Dunn is married but separated. He does not work. He lives on $10 a week in a crowded flat above a Chinese grocery on Avenue rd., rolls his own cigarettes and reads philosophy.

“This is a refuge,” he says. “I believe it is possible to run away successfully. I feel alive here.”

But he recently had his shoulder-length hair trimmed in the hopes of getting a writing job, and he talks of moving to Vancouver “where you can get welfare for the asking.”

Dunn admits that status is prized in the Village. “Painters and writers are respected here,” he says. “So are con men, which is why the Beatles are very big with the hippies.”

(He says Villagers refer to each other as hippies, but don’t like to be referred to as hippies by outsiders. Tender egos, these.)

According to Dunn, some dozen hippies are considered “the ultimate” in the colony.

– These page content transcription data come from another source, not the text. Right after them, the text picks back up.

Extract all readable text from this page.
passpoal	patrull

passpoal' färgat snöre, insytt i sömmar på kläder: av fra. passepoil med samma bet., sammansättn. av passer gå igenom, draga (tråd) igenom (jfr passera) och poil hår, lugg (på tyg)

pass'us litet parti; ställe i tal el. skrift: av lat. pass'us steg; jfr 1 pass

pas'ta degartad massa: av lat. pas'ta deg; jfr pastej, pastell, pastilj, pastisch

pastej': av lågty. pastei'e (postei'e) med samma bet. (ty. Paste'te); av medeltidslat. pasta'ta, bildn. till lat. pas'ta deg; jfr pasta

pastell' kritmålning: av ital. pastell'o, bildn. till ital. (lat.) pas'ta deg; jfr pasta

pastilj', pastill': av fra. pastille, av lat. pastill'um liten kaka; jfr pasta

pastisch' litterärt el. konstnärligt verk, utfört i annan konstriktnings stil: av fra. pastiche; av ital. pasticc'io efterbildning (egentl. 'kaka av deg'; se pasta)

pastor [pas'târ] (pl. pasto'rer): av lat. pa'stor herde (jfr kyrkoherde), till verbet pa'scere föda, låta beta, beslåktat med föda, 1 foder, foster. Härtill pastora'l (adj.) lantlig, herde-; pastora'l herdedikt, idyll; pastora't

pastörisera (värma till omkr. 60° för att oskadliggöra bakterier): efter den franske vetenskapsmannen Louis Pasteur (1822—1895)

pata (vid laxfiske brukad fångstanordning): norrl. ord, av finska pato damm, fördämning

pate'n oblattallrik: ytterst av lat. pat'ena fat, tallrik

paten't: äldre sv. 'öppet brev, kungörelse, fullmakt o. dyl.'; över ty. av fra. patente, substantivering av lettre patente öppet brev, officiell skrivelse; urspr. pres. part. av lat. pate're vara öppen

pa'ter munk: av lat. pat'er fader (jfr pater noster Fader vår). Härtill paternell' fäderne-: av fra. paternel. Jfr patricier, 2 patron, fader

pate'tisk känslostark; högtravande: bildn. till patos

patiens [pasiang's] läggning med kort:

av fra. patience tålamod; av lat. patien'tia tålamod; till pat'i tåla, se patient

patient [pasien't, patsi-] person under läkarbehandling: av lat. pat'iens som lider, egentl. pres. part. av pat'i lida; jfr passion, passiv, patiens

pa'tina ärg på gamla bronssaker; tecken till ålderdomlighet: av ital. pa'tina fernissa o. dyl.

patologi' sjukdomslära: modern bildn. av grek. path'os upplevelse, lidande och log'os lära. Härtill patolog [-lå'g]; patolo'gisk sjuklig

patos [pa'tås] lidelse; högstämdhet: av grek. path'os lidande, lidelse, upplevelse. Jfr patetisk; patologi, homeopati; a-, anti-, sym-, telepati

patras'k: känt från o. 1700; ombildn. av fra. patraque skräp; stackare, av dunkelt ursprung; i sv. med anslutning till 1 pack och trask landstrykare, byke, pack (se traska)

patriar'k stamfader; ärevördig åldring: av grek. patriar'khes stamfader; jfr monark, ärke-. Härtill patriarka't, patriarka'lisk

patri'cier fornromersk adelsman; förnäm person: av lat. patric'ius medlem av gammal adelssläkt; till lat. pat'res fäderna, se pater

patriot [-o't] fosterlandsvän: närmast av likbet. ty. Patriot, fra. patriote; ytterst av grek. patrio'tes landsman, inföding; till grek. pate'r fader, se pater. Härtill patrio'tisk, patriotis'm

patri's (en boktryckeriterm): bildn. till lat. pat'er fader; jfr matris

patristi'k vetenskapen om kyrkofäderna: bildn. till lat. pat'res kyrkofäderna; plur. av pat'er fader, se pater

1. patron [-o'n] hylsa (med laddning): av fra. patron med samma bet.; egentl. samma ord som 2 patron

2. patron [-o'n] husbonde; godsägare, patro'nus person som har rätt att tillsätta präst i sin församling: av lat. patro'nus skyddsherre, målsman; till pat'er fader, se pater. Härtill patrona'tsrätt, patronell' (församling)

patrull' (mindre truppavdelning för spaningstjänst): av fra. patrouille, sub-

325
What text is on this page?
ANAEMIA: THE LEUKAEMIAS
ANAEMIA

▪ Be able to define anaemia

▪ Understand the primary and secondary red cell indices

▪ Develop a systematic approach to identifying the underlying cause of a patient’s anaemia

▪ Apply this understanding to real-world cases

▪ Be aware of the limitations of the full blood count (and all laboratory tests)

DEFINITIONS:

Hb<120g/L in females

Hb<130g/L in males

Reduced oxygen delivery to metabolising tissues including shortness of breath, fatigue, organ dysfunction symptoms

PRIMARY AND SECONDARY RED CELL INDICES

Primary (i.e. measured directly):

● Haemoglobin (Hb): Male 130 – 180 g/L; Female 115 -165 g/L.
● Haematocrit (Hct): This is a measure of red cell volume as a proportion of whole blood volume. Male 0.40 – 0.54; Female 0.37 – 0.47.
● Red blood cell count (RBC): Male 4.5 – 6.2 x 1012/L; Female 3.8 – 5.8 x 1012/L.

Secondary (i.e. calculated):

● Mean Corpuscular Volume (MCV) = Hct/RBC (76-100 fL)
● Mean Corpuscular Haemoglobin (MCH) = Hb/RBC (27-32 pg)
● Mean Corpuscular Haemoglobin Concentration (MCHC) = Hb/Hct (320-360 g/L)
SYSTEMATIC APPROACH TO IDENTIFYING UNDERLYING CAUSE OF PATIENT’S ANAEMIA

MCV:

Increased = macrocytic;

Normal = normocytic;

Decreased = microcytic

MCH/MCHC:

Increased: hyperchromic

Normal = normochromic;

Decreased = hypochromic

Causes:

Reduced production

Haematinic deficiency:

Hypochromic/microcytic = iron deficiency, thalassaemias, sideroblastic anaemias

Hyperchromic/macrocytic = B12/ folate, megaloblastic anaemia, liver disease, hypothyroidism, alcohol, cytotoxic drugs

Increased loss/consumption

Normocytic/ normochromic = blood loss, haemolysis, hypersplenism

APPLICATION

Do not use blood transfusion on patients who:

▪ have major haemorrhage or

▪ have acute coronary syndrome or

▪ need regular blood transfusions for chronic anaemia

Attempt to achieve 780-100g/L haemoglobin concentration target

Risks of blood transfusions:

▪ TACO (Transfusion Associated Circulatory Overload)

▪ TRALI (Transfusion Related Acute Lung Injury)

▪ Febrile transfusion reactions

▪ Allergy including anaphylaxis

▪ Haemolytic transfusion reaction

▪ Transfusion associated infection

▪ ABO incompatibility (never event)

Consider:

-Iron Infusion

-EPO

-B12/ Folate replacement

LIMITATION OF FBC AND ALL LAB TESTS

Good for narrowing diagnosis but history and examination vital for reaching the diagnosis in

These chosen few have achieved a state of grace and take their pick of the women.

“The rest of us have our tongues hanging out most of the time,” says Dunn.

The jazz hippies call the elite “soul people” and the larger folknik following uses the expression “beautiful people”.

A few more definitions:

“Escapees” work in the daytime and live among the Villagers at night.

“Rounders” are young men wearing leather jackets and surly expressions, often observed in the Saturday night crowds on Yorkville st., where the police walk in pairs and grumble, “Move along, move along.”

“Soul brothers” are Negro men going with white girls, a relationship still frowned upon by many Village males.

“Week enders” are well fed, often by their mothers. They make the scene for kicks.

The Village has its own newspaper (The Undiplomatic Courier, a monthly); its own cliches (“He can’t tell the difference between a groove and a rut”); and its own kinds of snobbery (hippies avoid Yorkville st., which they say has been taken over by high school girls in half-acre sweaters and lady tourists with red berries on their hats).

My Saturday night tour started in a curious way. Ted Ring and I arranged to take Martin Dunn to dinner at Mr. Tony’s, an establishment of the “commercial Village”, on Cumberland st.

Dunn had found a tie for the occasion, but Ring and I, affecting a Bohemian air, were tieless. We were turned away at the door.